The main message is that the Development Industry (embodied by the World Bank, consultants, and big donors) is flawed - even guaranteed ineffective - by design. Certain characteristics have been embedded in development since its beginnings (and Easterly has some things to say about when “development” began - mainly, 1920s China, rather than the more popular birthday of 1945). These characteristics are, broadly, a willful ignorance towards the political/institutional aspect of development; and a naive reliance on technocratic solutions, when technocrats have neither the political nor economic incentives to “get it right”. Put bluntly, no one elects World Bank economists, and the World Bank doesn't have to worry about being financially sustainable - so, basically, nothing changes for the Bank even if the Bank seriously screws up. And Easterly cites some pretty damning examples of epic Bank fails, full of perpetuating repression and authoritarian violence. Damn.

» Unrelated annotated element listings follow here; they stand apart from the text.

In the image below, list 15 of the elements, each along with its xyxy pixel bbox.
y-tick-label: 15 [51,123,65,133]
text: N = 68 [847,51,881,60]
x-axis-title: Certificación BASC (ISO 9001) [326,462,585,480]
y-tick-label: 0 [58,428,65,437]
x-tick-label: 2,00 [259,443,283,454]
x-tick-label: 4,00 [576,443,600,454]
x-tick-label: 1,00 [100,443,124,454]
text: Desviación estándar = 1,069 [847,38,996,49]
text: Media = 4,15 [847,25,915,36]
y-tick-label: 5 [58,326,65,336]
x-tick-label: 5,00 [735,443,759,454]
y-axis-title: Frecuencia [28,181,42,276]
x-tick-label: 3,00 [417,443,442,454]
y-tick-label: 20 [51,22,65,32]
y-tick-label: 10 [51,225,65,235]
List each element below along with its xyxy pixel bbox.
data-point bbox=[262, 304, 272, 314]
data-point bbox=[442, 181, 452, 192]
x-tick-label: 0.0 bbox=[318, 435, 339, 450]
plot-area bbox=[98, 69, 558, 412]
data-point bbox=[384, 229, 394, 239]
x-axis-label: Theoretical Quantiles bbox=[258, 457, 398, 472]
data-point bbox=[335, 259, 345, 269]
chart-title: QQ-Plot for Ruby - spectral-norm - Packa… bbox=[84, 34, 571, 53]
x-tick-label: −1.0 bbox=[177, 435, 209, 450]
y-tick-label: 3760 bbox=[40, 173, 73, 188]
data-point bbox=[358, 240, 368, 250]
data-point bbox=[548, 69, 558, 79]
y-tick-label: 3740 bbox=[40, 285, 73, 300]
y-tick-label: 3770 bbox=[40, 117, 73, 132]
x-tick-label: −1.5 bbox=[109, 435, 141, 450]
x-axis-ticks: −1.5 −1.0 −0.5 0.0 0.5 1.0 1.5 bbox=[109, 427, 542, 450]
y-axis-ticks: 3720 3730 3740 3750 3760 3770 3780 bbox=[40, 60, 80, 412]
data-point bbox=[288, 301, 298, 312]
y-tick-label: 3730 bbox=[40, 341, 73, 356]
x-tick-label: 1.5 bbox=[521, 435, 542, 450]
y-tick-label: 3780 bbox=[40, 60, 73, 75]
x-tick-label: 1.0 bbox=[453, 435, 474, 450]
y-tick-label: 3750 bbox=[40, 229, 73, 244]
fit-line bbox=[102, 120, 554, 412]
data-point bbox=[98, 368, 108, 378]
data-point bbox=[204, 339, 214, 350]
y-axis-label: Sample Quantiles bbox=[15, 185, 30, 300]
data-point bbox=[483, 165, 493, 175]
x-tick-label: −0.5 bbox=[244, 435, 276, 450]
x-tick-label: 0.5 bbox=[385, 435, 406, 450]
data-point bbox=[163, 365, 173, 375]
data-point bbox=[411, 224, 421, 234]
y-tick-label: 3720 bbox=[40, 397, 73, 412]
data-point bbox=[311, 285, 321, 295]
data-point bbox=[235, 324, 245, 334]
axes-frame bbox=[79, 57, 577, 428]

Easterly's solution is to readjust the focus of development onto increasing the rights for the poor: this means everything from promoting democracy to loosening migration restrictions to laying off all that technocratic paternalism stuff and just letting people do what they do. And, obviously, not indirectly funding dictators or white-washing repressive regimes.
That's all fine and well, and I'm down with that. I think the more we critically examine the structural incentives of development, both on the part of the “helpers” (World Bank, etc.) and the “helpees” (developing country governments), and the more we think critically - even cynically! - about the (inevitable?) politicization of development and aid, the better off we'll all be.

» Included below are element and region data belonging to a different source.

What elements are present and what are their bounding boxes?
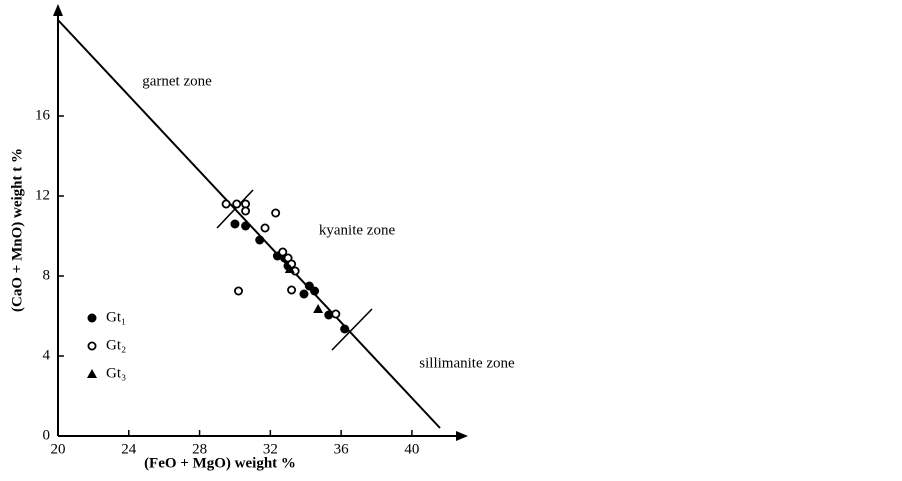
y-tick-label: 4 <box>43 347 51 363</box>
zone-boundary <box>216 189 254 229</box>
legend-marker <box>87 341 97 351</box>
point <box>340 324 350 334</box>
legend-label: Gt₃ <box>106 365 126 381</box>
point <box>232 199 242 209</box>
point <box>271 208 281 218</box>
point <box>310 286 320 296</box>
point <box>221 199 231 209</box>
y-axis-label: (CaO + MnO) weight t % <box>9 148 25 312</box>
legend-marker <box>87 369 97 378</box>
x-tick-label: 20 <box>51 441 66 457</box>
zone-boundary <box>331 308 373 351</box>
annotation: garnet zone <box>142 73 212 89</box>
x-tick-label: 32 <box>263 441 278 457</box>
x-tick-label: 36 <box>334 441 350 457</box>
point <box>255 235 265 245</box>
point <box>278 247 288 257</box>
y-tick-label: 8 <box>43 267 51 283</box>
annotation: sillimanite zone <box>419 355 515 371</box>
x-tick-label: 40 <box>404 441 419 457</box>
x-axis-arrow <box>456 431 468 441</box>
point <box>230 219 240 229</box>
y-axis-arrow <box>53 4 63 16</box>
point <box>299 289 309 299</box>
point <box>284 264 295 273</box>
y-tick-label: 0 <box>43 427 51 443</box>
point <box>313 304 324 313</box>
point <box>233 286 243 296</box>
x-tick-label: 28 <box>192 441 207 457</box>
legend-label: Gt₂ <box>106 337 126 353</box>
point <box>287 285 297 295</box>
legend-marker <box>87 313 97 323</box>
point <box>241 206 251 216</box>
x-axis-label: (FeO + MgO) weight % <box>144 455 296 471</box>
annotation: kyanite zone <box>319 222 396 238</box>
legend-label: Gt₁ <box>106 309 126 325</box>
y-tick-label: 12 <box>35 187 50 203</box>
point <box>260 223 270 233</box>
point <box>331 309 341 319</box>
y-tick-label: 16 <box>35 107 51 123</box>
x-tick-label: 24 <box>121 441 137 457</box>
point <box>241 221 251 231</box>
point <box>324 310 334 320</box>
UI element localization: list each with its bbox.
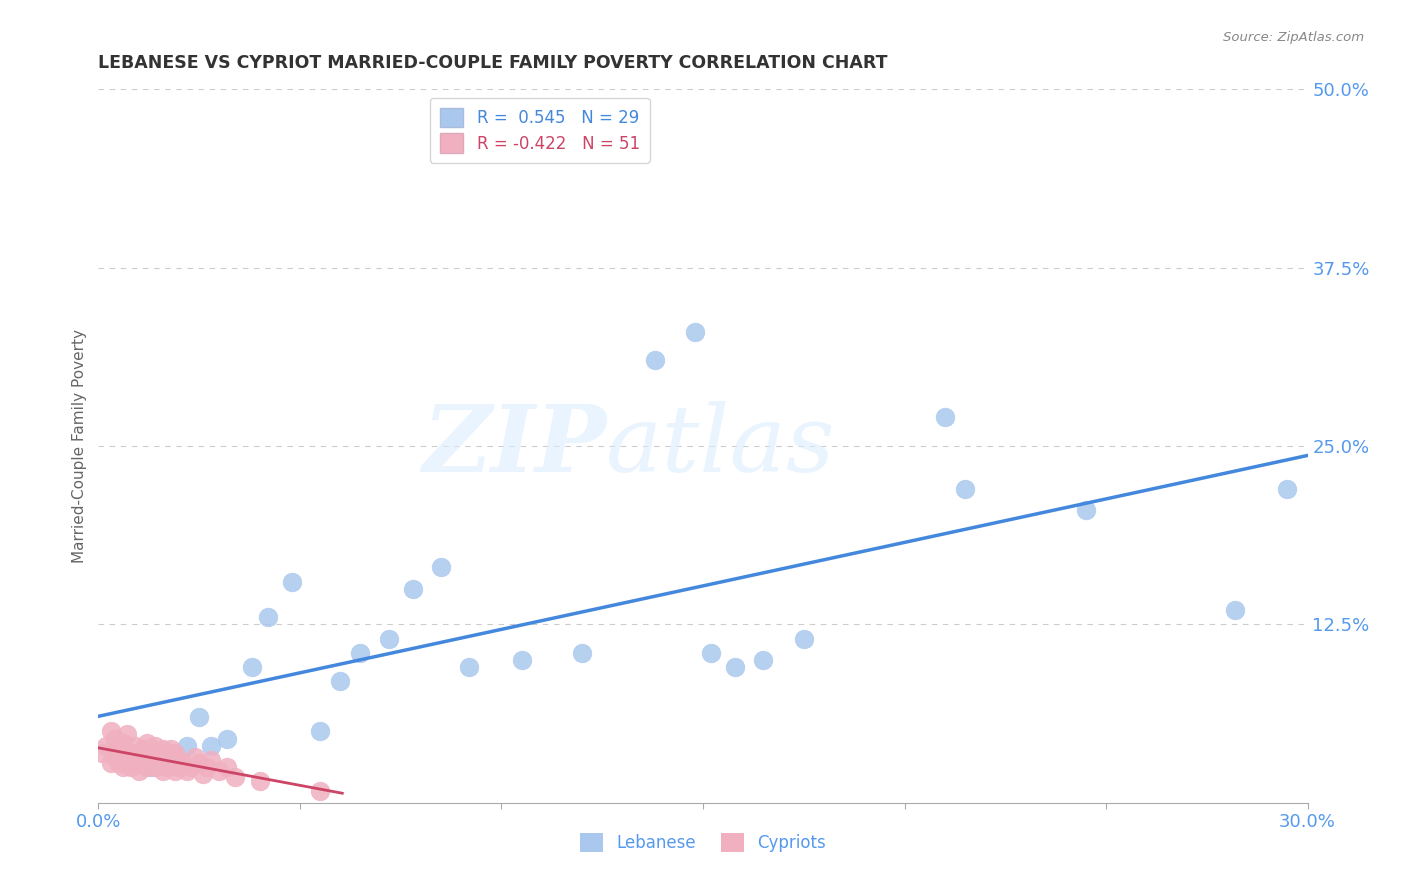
Point <box>256 610 278 624</box>
Point <box>249 774 271 789</box>
Point <box>1074 503 1097 517</box>
Text: Source: ZipAtlas.com: Source: ZipAtlas.com <box>1223 31 1364 45</box>
Text: ZIP: ZIP <box>422 401 606 491</box>
Point <box>156 753 179 767</box>
Point <box>172 756 194 770</box>
Point <box>167 760 190 774</box>
Point <box>120 746 142 760</box>
Text: atlas: atlas <box>606 401 835 491</box>
Point <box>103 731 125 746</box>
Point <box>96 739 118 753</box>
Point <box>148 756 170 770</box>
Point <box>176 739 198 753</box>
Point <box>309 724 332 739</box>
Y-axis label: Married-Couple Family Poverty: Married-Couple Family Poverty <box>72 329 87 563</box>
Point <box>208 764 231 779</box>
Point <box>167 753 190 767</box>
Point <box>128 764 150 779</box>
Point <box>953 482 976 496</box>
Point <box>103 750 125 764</box>
Point <box>200 739 222 753</box>
Point <box>571 646 593 660</box>
Point <box>163 764 186 779</box>
Point <box>281 574 304 589</box>
Point <box>160 741 183 756</box>
Point <box>377 632 399 646</box>
Point <box>124 739 146 753</box>
Point <box>188 756 211 770</box>
Point <box>200 753 222 767</box>
Point <box>91 746 114 760</box>
Point <box>180 760 202 774</box>
Point <box>458 660 481 674</box>
Point <box>139 760 162 774</box>
Point <box>1223 603 1246 617</box>
Point <box>644 353 666 368</box>
Point <box>124 756 146 770</box>
Point <box>115 753 138 767</box>
Legend: Lebanese, Cypriots: Lebanese, Cypriots <box>574 826 832 859</box>
Point <box>329 674 352 689</box>
Point <box>163 746 186 760</box>
Point <box>143 739 166 753</box>
Point <box>402 582 425 596</box>
Point <box>107 741 129 756</box>
Point <box>132 756 155 770</box>
Point <box>120 760 142 774</box>
Point <box>143 760 166 774</box>
Text: LEBANESE VS CYPRIOT MARRIED-COUPLE FAMILY POVERTY CORRELATION CHART: LEBANESE VS CYPRIOT MARRIED-COUPLE FAMIL… <box>98 54 889 72</box>
Point <box>700 646 723 660</box>
Point <box>139 746 162 760</box>
Point <box>135 760 157 774</box>
Point <box>156 760 179 774</box>
Point <box>115 727 138 741</box>
Point <box>148 746 170 760</box>
Point <box>724 660 747 674</box>
Point <box>240 660 263 674</box>
Point <box>107 756 129 770</box>
Point <box>135 736 157 750</box>
Point <box>793 632 815 646</box>
Point <box>1277 482 1299 496</box>
Point <box>184 750 207 764</box>
Point <box>934 410 956 425</box>
Point <box>430 560 453 574</box>
Point <box>195 760 218 774</box>
Point <box>349 646 371 660</box>
Point <box>188 710 211 724</box>
Point <box>309 784 332 798</box>
Point <box>510 653 533 667</box>
Point <box>152 741 174 756</box>
Point <box>111 760 134 774</box>
Point <box>128 750 150 764</box>
Point <box>224 770 246 784</box>
Point <box>217 731 239 746</box>
Point <box>176 764 198 779</box>
Point <box>100 724 122 739</box>
Point <box>683 325 706 339</box>
Point <box>139 753 162 767</box>
Point <box>752 653 775 667</box>
Point <box>111 736 134 750</box>
Point <box>132 741 155 756</box>
Point <box>160 756 183 770</box>
Point <box>156 750 179 764</box>
Point <box>193 767 215 781</box>
Point <box>100 756 122 770</box>
Point <box>217 760 239 774</box>
Point <box>152 764 174 779</box>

However! I often felt that this book's better points had already been made (and with more skill) in Acemoglu and Robinson's Why Nations Fail, a book Easterly cites often. Similarly, the works cited made me hungry to read more from the excellent CGD people - Nancy Birdsall, Michael Clemens, Lant Pritchett. These researchers offer great “bird's eye view” perspectives on development.

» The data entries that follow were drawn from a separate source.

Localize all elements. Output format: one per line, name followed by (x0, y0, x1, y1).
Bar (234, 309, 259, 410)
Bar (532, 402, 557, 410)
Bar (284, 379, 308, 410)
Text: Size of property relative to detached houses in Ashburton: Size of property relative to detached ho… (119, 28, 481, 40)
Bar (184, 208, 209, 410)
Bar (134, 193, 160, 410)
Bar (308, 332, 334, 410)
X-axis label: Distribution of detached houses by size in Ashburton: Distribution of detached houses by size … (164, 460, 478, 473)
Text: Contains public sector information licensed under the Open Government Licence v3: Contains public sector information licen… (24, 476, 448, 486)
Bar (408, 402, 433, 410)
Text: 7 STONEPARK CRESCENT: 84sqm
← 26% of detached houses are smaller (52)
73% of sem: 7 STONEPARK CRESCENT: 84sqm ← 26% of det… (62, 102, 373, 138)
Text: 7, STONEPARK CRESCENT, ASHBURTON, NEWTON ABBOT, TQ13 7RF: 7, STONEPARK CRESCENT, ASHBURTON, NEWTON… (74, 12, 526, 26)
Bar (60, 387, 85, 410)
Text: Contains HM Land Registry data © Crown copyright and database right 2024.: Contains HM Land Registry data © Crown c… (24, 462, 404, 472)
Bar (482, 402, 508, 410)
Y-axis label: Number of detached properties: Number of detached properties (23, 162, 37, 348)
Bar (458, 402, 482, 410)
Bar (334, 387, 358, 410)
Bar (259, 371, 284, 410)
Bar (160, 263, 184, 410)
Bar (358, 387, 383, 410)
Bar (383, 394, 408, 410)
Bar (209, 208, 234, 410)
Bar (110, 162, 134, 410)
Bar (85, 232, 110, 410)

Also, Easterly started to lose me with the increasingly long and increasingly tangential digressions: his explanation of basic economic principles, like the market's “invisible hand” or comparative advantage, felt too long and - sorry for this - having some seriously diminishing marginal returns. Similarly, his use of the Greene Street block example to chart the history of America's development since 1830 was, sure, a pretty neat research project in and of itself, but often felt very beside the point. Especially when we get down into the weeds about that one 19th century family with the many kids and the many buildings, and did you know that So-and-so, son of So-and-so, actually died in a carriage accident? Yeah, he was the nephew of This-and-that. And that sort of child mortality is something you don't see nowadays - except in poor countries in Africa! Also Friedrich Hayek gets a bad rap!
See what I mean?
The Greene Street example's only small redemption was its nice payoff - for this reader at least - via its vindication of Jane Jacobs. YEAH. Of course Jane Jacobs is wonderful and knows a thing or two about the Dangers of Planning.
Anyhoo. tl;dr: Easterly is great, this book isn't his best. It does have some likable crankiness (some LOLs were had), and the ultimate message is, I think, very important and true. And, okay, it did get me thinking BIG THINGS about development and arguing back at the book - always a good sign. But would I recommend it to others? For dev professionals, yes. For interested general readers who are not actively in the biz, I'd point you to The White Man's Burden or The Elusive Quest for Growth.
Aaaand I'd recommend watching his debate with the Center for Global Development's Owen Barder from earlier this year.